This move comes amid increased U.S. securities regulator scrutiny, potentially boosting cryptocurrencies’ adoption and market stability.
BlackRock, the largest asset manager in the world, is on the verge of submitting an application for a Bitcoin exchange-traded fund (ETF), according to a recent report by CoinDesk. The information was disclosed by a knowledgeable individual cited in the report on Thursday. This development marks a significant step forward for the integration of cryptocurrencies into mainstream financial markets.
BlackRock is said to be partnering with Coinbase Custody, a trusted offline storage solution for digital assets to facilitate the bitcoin ETF. By utilizing Coinbase Custody, BlackRock aims to ensure the secure storage and management of the underlying bitcoin holdings that will support the ETF. Additionally, the asset manager will rely on the spot market data provided by Coinbase, one of the leading cryptocurrency exchanges, for accurate and reliable pricing of the bitcoin ETF.

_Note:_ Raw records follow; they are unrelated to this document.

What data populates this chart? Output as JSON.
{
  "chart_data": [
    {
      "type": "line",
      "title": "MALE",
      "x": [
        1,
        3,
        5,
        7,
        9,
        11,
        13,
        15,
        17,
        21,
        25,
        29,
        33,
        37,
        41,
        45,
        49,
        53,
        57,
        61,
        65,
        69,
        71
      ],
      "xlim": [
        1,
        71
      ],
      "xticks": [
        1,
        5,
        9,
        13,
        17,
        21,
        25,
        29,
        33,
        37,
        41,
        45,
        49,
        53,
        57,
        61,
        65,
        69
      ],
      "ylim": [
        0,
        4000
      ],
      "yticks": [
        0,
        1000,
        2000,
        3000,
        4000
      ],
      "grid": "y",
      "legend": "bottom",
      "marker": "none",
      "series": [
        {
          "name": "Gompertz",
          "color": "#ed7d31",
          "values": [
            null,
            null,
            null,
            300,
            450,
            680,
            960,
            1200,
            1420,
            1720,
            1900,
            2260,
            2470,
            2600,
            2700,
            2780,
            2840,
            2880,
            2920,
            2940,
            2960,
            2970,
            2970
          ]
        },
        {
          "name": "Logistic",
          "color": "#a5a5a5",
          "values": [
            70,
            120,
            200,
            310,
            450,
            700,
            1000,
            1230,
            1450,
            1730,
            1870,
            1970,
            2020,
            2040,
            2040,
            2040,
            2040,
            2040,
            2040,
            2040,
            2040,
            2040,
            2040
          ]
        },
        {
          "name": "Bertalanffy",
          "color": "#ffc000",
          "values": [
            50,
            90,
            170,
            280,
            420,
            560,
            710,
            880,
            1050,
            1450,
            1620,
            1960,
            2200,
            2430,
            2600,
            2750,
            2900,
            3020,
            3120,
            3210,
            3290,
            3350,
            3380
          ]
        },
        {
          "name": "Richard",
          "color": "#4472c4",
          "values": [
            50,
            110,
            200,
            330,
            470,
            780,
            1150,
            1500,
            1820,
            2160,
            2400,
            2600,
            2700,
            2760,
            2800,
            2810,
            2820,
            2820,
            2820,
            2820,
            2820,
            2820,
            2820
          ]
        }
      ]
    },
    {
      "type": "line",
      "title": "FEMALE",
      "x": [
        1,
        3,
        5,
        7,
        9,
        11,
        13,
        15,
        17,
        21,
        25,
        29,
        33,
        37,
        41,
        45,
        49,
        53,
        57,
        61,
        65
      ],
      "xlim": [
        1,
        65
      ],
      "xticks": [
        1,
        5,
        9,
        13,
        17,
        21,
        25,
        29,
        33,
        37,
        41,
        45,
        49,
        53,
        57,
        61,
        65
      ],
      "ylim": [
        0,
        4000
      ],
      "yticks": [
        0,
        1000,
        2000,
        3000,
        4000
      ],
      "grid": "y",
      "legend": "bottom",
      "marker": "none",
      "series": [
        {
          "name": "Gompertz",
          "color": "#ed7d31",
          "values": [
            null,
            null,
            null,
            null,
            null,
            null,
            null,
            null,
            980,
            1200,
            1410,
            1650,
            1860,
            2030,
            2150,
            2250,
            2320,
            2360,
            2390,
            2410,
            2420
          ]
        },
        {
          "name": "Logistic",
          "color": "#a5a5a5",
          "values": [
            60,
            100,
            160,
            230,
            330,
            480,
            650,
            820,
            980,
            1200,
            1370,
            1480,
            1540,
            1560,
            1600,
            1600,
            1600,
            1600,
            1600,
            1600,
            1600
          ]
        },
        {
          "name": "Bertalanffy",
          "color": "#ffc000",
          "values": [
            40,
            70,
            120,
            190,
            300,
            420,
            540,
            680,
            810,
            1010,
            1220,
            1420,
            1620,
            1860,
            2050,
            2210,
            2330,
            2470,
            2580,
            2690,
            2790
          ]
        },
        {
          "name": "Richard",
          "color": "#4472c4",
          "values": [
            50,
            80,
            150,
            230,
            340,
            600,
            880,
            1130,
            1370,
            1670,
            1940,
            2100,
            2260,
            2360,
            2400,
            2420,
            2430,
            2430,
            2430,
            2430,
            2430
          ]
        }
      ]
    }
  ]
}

This move comes at a time when the cryptocurrency industry is facing increased scrutiny from the U.S. securities regulator due to alleged violations of securities laws. In recent weeks, the regulator has initiated high-profile lawsuits against prominent exchanges such as Coinbase and Binance, which have sent shockwaves throughout the digital assets market.
The decision by BlackRock to explore the possibility of launching a bitcoin ETF highlights the growing acceptance and interest in cryptocurrencies among institutional investors. As the world’s largest asset manager, BlackRock’s involvement in the cryptocurrency space could potentially lend greater credibility and legitimacy to bitcoin as an investment asset.
This move could also open the doors for other traditional financial institutions to consider entering the cryptocurrency market, leading to increased adoption and potentially driving further growth and stability within the industry. The exact timeline for BlackRock’s filing and potential approval of the bitcoin ETF remains uncertain.